- The Washington Times - Friday, March 1, 2002

Few tourists come to Washington to see the cactus, but it's right there among the rolling, green hills and wide meadows of Northeast in the U.S. National Arboretum.
The prickly pear cactus, the needle palm tree and the dawn redwoods from China stand as examples of the varied collection of plants the arboretum has nurtured minutes from the heart of the District for 75 years.
The arboretum is a scientific laboratory, an open-air school, a historical museum and a public playground, all rolled out on 446 acres bordered by Bladensburg Road and New York Avenue in Northeast.
Agriculture Secretary Ann M. Veneman will mark the arboretum's 75th anniversary next Friday with a 1 p.m. celebration on Capitol Hill across the street from the National Gallery of Art. At the U.S. Capitol, Sen. Christopher S. Bond, Missouri Republican, will sponsor the planting of a Sun Valley red maple, a new tree species introduced by the arboretum.
"It's an opportunity to draw attention to a lot of scientists who have created a lot of gifts for this country, and not a lot of people know about it," says Rindy O'Brien, executive director of Friends of the National Arboretum.
Mrs. O'Brien says the ceremony will be held at the Capitol "to draw national attention to the arboretum since it is a national facility."
A national facility of international renown, apparently. The arboretum is one of the leading centers in the world for plant research and introduction. But most local folk just know it as the place to go to see the trees.
Arboretum Director Thomas S. Elias says comparisons of his daily work environment to the 843 manicured acres of New York's Central Park are way off the mark.
"Central Park is a park for people to come for recreation," he says. "Whereas the arboretum is a scientific collection of materials for research and documentation. … Active recreation is not part of our mission."
Part of that mission is botanical study, education and conservation with an $8.2 million annual budget under the U.S. Agriculture Department's Agricultural Research Service.

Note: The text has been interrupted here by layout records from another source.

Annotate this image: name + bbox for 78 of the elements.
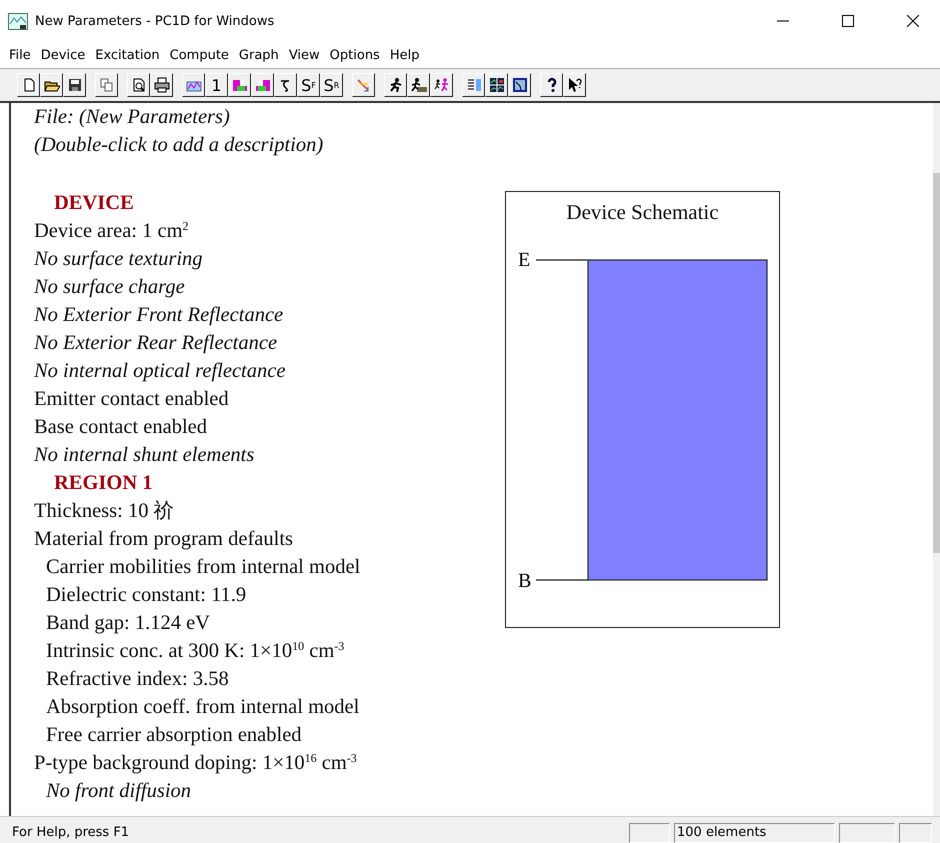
copy-icon [98, 77, 114, 93]
section-heading: DEVICE [53, 191, 135, 216]
parameter-line: Intrinsic conc. at 300 K: 1×10$^{10}$ cm$^{-3}$ [45, 638, 346, 664]
open-folder-button[interactable] [40, 73, 63, 97]
status-help-text: For Help, press F1 [11, 825, 130, 842]
menu-item[interactable]: View [284, 46, 325, 64]
printer-icon [154, 77, 170, 93]
maximize-icon[interactable] [842, 15, 854, 27]
emitter-label: E [518, 249, 530, 271]
copy-button[interactable] [95, 73, 118, 97]
base-label: B [518, 570, 532, 589]
text-view-icon [466, 77, 482, 93]
two-runners-icon [434, 77, 450, 93]
parameter-line: Refractive index: 3.58 [45, 667, 230, 692]
app-icon [8, 12, 28, 30]
rear-region-icon [254, 77, 270, 93]
parameter-line: No surface charge [34, 275, 186, 300]
running-figure-icon [388, 77, 404, 93]
parameter-line: Device area: 1 cm$^{2}$ [34, 218, 190, 244]
running-steps-button[interactable] [407, 73, 430, 97]
new-file-button[interactable] [17, 73, 40, 97]
file-name: File: (New Parameters) [34, 105, 231, 130]
menu-item[interactable]: Help [384, 46, 424, 64]
parameter-line: Emitter contact enabled [34, 387, 230, 412]
light-signal-icon [356, 77, 372, 93]
text-view-button[interactable] [462, 73, 485, 97]
status-pane [899, 823, 932, 843]
parameter-line: Base contact enabled [34, 415, 208, 440]
four-graphs-icon [488, 77, 504, 93]
save-disk-button[interactable] [63, 73, 86, 97]
parameter-line: Absorption coeff. from internal model [45, 695, 360, 720]
section-heading: REGION 1 [53, 471, 154, 496]
graph-view-button[interactable] [508, 73, 531, 97]
description-prompt: (Double-click to add a description) [34, 133, 324, 158]
menu-item[interactable]: Device [36, 46, 90, 64]
status-pane [629, 823, 670, 843]
window-title: New Parameters - PC1D for Windows [35, 14, 274, 28]
menu-item[interactable]: Excitation [90, 46, 165, 64]
front-region-button[interactable] [228, 73, 251, 97]
pointer-help-icon [566, 77, 582, 93]
light-signal-button[interactable] [352, 73, 375, 97]
help-button[interactable] [540, 73, 563, 97]
schematic-title: Device Schematic [566, 200, 719, 225]
running-steps-icon [410, 77, 426, 93]
front-region-icon [232, 77, 248, 93]
parameter-line: Band gap: 1.124 eV [45, 611, 211, 636]
menu-item[interactable]: Options [324, 46, 385, 64]
parameter-line: Thickness: 10 祄 [34, 499, 176, 524]
scrollbar[interactable] [933, 103, 940, 816]
toolbar-button[interactable]: 1 [205, 73, 228, 97]
pointer-help-button[interactable] [563, 73, 586, 97]
running-figure-button[interactable] [384, 73, 407, 97]
parameter-line: Material from program defaults [34, 527, 294, 552]
menu-item[interactable]: Compute [164, 46, 234, 64]
parameter-line: No surface texturing [34, 247, 204, 272]
parameter-line: No Exterior Front Reflectance [34, 303, 284, 328]
rear-region-button[interactable] [251, 73, 274, 97]
parameter-line: Carrier mobilities from internal model [45, 555, 362, 580]
print-preview-button[interactable] [127, 73, 150, 97]
two-runners-button[interactable] [430, 73, 453, 97]
parameter-line: No internal shunt elements [34, 443, 256, 468]
parameter-line: P-type background doping: 1×10$^{16}$ cm$^{-3}$ [34, 750, 358, 776]
parameter-line: Dielectric constant: 11.9 [45, 583, 248, 608]
parameter-line: No front diffusion [44, 779, 192, 804]
status-pane [839, 823, 895, 843]
print-preview-icon [130, 77, 146, 93]
close-icon[interactable] [907, 15, 919, 27]
graph-window-button[interactable] [182, 73, 205, 97]
parameter-line: Free carrier absorption enabled [45, 723, 303, 748]
graph-view-icon [512, 77, 528, 93]
printer-button[interactable] [150, 73, 173, 97]
lifetime-curve-button[interactable] [274, 73, 297, 97]
element-count: 100 elements [674, 823, 835, 843]
parameter-line: No Exterior Rear Reflectance [34, 331, 278, 356]
four-graphs-button[interactable] [485, 73, 508, 97]
menu-item[interactable]: File [4, 46, 36, 64]
parameter-line: No internal optical reflectance [34, 359, 286, 384]
menu-item[interactable]: Graph [234, 46, 284, 64]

Over the past 75 years, arboretum botanists have introduced 650 new plants or variations of plants. One of its newest introductions is a flowering cherry tree called the "dream catcher," which grows to about 25 feet tall, produces large pink flowers in late March and early April, and bears blood-red fruit.
What's more, in the past five years the arboretum has secured eight patents and two registrations for pesticides from the Environmental Protection Agency. Current research is focused on how to make plants and trees flourish in urban and suburban environments replete with chemical pesticides and vehicular pollution, as well as exploring new technologies for nurseries and floral businesses.
The arboretum has other research facilities in the District, Beltsville, Glenn Dale and McMinnville, Tenn. It employs about 100 workers and enjoys the services of about 200 volunteers who work everywhere on the grounds in the city.
Yet even with all the scientific inquiry, erudition and invention the arboretum has to offer, there is something calming and soothing about the place. It's a fact Mr. Elias, the arboretum's fifth director in 75 years, acknowledges with wonder.
"Maybe it's going back to the natural world from the artificial one," the botanist speculates. "Maybe it's because the plants are living things just like us, and people can identify with them."
Contrasting the arboretum's natural niceties with the hard realities of the concrete jungle, Mr. Elias says the place is "a green oasis here in the city."
The arboretum attracts more than 500,00 visitors a year along its 9.5 miles of winding roads, and its officials are planning improvements to encourage even more visitors, including wider roads, consistent tram service within the grounds and another entrance from Bladensburg Road. But Mr. Elias stresses that the arboretum has never existed primarily as a place for people it's all about the trees.
"In a park, trees are often secondary to recreation. Here, the trees and other plant materials are of primary importance," he says.
An act of Congress established the arboretum in 1927 with a big push from Mrs. Frank B. Noyes, wife of The Washington Star's publisher, Mr. Elias says.
Mrs. Noyes knew President Coolidge and his budget director, General Lord. When she first heard the idea for the arboretum, she beseeched Coolidge to approve it, telling the president "she would not take no for an answer," says Mr. Elias.
"They didn't view it so much as a sanctuary as a place for research and testing," says Mr. Elias, adding that in 1927, it was "out on the fringes of the city."
Through the years the arboretum has remained an odd amalgam of natural reserve, park and museum, with a historic brickyard and the original columns of the U.S. Capitol on its grounds.
"The columns don't really relate to our mission," says Mr. Elias. "But they're a great attraction for visitors."